Less choice but also smaller bills as NHI powers up
Author: By: Laura Du Preez Published: 2017-07-23
Source: Business Day
SPEAKERS at a Board of Healthcare Funders’ conference said members will find their medical schemes radically transformed over the next few years as benefits and benefit options are aligned with the National Health Insurance policy. Vishal Brijlal, a technical adviser on NHI in the Department of Health, told delegates the Council for Medical Schemes will start consulting on the introduction of mandatory membership of medical schemes for those who can afford it, as an interim measure on the path to NHI. Mandatory membership could bring about significant reductions in contributions as schemes will no longer face the cost of anti-selection - admitting members who join schemes only when they are ill and in need of treatment. Committees are being established to rapidly revise the current package of prescribed minimum benefits that all schemes are obliged to provide to align it with the NHI benefit package, which has yet to be detailed.
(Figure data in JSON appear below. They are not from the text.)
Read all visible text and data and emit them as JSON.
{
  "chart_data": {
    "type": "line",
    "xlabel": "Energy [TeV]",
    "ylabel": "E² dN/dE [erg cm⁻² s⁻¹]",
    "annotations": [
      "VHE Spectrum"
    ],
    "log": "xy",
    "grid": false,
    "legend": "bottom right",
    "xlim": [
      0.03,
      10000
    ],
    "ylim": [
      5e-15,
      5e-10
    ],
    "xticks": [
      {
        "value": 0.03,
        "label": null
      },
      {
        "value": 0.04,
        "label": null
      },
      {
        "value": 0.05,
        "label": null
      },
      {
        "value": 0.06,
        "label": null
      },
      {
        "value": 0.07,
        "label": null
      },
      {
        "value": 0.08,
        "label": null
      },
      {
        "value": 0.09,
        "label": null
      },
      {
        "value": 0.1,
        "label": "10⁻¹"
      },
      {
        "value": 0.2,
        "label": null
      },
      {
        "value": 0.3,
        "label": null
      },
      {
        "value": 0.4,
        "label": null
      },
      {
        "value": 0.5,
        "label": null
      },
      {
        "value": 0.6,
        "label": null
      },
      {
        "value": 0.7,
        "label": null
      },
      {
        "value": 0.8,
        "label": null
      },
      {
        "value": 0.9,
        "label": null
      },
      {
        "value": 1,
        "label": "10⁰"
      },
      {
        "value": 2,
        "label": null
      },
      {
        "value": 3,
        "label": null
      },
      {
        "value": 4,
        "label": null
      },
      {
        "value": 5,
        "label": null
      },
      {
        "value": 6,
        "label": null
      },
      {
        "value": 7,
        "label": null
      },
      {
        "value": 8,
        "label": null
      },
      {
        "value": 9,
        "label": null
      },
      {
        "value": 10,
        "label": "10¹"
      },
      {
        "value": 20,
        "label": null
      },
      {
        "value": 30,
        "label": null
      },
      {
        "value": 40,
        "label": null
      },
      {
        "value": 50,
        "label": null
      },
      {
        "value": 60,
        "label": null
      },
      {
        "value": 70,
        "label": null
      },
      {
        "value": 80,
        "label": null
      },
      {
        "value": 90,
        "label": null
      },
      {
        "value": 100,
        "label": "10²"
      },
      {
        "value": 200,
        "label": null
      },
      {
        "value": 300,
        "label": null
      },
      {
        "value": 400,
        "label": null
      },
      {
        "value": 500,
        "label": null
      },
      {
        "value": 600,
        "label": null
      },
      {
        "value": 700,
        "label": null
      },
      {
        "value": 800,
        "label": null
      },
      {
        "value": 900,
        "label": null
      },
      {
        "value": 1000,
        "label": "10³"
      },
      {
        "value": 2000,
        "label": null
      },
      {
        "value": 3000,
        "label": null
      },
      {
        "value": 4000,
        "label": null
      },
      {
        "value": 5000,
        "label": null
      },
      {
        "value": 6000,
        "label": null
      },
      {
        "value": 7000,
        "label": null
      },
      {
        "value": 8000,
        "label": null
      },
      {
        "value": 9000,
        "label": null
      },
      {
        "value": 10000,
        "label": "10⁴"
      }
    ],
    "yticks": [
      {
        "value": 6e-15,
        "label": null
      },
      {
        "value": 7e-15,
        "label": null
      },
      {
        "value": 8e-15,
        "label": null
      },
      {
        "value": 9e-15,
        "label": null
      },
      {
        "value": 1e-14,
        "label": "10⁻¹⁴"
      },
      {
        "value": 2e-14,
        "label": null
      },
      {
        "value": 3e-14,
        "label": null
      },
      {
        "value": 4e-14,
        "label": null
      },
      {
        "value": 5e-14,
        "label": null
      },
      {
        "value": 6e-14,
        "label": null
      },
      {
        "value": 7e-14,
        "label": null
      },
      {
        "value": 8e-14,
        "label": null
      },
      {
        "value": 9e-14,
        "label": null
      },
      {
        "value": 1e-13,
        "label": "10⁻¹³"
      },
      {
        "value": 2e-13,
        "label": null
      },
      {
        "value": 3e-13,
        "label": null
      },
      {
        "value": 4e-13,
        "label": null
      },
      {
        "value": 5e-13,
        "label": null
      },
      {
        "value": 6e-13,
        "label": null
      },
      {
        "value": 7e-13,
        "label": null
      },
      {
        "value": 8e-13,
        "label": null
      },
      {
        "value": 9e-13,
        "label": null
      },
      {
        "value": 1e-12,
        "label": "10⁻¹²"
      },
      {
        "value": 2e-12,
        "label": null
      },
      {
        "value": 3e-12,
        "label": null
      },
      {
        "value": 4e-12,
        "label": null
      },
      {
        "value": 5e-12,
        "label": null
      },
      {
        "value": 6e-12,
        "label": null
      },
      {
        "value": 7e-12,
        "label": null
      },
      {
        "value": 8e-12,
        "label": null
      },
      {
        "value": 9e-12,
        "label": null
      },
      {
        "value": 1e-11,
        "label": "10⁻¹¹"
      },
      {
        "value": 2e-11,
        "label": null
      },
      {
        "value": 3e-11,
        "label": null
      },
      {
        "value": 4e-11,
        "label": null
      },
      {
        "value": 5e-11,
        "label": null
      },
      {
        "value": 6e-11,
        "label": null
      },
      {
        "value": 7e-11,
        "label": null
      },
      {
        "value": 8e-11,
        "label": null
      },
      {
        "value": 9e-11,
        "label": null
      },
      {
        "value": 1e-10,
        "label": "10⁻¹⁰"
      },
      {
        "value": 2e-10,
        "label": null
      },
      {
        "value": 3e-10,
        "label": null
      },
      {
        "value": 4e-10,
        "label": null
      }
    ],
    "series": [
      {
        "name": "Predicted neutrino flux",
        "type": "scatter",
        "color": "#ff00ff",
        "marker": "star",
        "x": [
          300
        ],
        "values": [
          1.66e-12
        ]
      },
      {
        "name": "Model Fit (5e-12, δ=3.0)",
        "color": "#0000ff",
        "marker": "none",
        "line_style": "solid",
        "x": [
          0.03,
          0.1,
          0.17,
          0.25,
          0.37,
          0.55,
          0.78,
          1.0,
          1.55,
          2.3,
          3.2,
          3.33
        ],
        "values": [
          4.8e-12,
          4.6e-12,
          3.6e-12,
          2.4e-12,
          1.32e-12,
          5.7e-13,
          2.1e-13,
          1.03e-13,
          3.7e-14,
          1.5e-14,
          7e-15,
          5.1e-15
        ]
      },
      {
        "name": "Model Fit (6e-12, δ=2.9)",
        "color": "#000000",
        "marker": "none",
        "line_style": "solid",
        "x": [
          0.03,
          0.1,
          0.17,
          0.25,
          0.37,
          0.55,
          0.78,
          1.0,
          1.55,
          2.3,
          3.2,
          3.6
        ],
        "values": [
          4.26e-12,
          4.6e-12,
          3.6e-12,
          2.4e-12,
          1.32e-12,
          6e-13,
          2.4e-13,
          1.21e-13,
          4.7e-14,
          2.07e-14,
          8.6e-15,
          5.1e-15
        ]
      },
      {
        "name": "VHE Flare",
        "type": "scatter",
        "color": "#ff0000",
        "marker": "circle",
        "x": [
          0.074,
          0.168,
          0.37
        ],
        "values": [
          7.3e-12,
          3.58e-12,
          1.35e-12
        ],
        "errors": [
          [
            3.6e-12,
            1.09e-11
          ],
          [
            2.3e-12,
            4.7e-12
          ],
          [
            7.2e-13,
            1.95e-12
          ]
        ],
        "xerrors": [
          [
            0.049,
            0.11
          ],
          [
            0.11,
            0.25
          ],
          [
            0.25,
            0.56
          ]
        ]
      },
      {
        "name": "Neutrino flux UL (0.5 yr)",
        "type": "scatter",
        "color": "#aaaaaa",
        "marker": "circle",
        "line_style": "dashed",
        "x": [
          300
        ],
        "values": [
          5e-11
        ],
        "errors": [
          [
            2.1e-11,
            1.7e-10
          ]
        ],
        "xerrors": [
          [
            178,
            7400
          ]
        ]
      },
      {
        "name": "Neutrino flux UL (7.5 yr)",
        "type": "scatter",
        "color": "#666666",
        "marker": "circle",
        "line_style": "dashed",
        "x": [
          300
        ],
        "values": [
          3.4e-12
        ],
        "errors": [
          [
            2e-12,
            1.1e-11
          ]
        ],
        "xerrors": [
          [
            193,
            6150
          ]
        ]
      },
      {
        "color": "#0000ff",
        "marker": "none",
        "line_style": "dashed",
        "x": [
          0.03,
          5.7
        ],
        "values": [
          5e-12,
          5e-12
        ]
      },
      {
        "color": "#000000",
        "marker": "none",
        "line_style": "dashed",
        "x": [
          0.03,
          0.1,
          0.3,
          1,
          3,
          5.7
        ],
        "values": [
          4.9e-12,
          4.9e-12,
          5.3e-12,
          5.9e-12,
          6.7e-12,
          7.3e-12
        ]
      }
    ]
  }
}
Dr Sipho Kabane, the acting registrar of the Council for Medical Schemes, said the council aimed to determine the cost of this benefit package before April 2018. The council has already called for stakeholder input and Kabane told the conference that 60 industry experts had volunteered to serve on three committees - to give clinical advice, to cost the services to be provided, and to ensure that the services adhere to current laws and regulations. Schemes will also be expected to consolidate their many benefit options to achieve the NHI policy goal of one benefit option per scheme. They have already been cautioned against launching more benefit options.
Barry Childs, a healthcare actuary with Insight Actuaries & Consultants, presented findings from South Africa’s second-largest medical scheme that he said suggested savings of up to 30 percent on members’ contributions if they were willing to restrict their choice of doctors, hospitals, pharmacies and other healthcare providers. He said the plethora of choice medical scheme members had when it came to accessing medical scheme benefits came at a cost that schemes need to mitigate.
Childs said scheme contributions increased each year by two to three percentage points more than inflation - and that was without taking into account the effect of members buying cheaper cover each year. Early indications from the country’s largest restricted scheme, the Government Employees’ Medical Scheme, are that an option in which choice of healthcare provider is restricted to a network of providers can save members significant amounts of money even if the members who join it are not younger and healthier. This year Gems introduced a restricted provider choice option on its popular Emerald option. It limits the choice of hospital, restricts the member to one family practitioner and to only seeing a specialist when referred to one by that doctor. The Emerald option covers 1.3-million lives, and about 113 000 of them are now on the Emerald Value option, which is 10 percent cheaper. In its first six months, healthcare costs on the Emerald Value option were 12 percent lower than those incurred by members of the Emerald option, Childs said. This is despite the fact that members on the Emerald Value option are sicker and older than those on the Emerald option.
According to Gems data, the restrictions on members in the Emerald Value option have resulted in a 10 percent reduction in doctor-hopping - seeing more than one doctor about the same condition; a 22 percent reduction in specialist consultations; a 16 percent reduction in hospital admissions; and a 21 percent increase in family practitioner consultations relative to specialist consultations.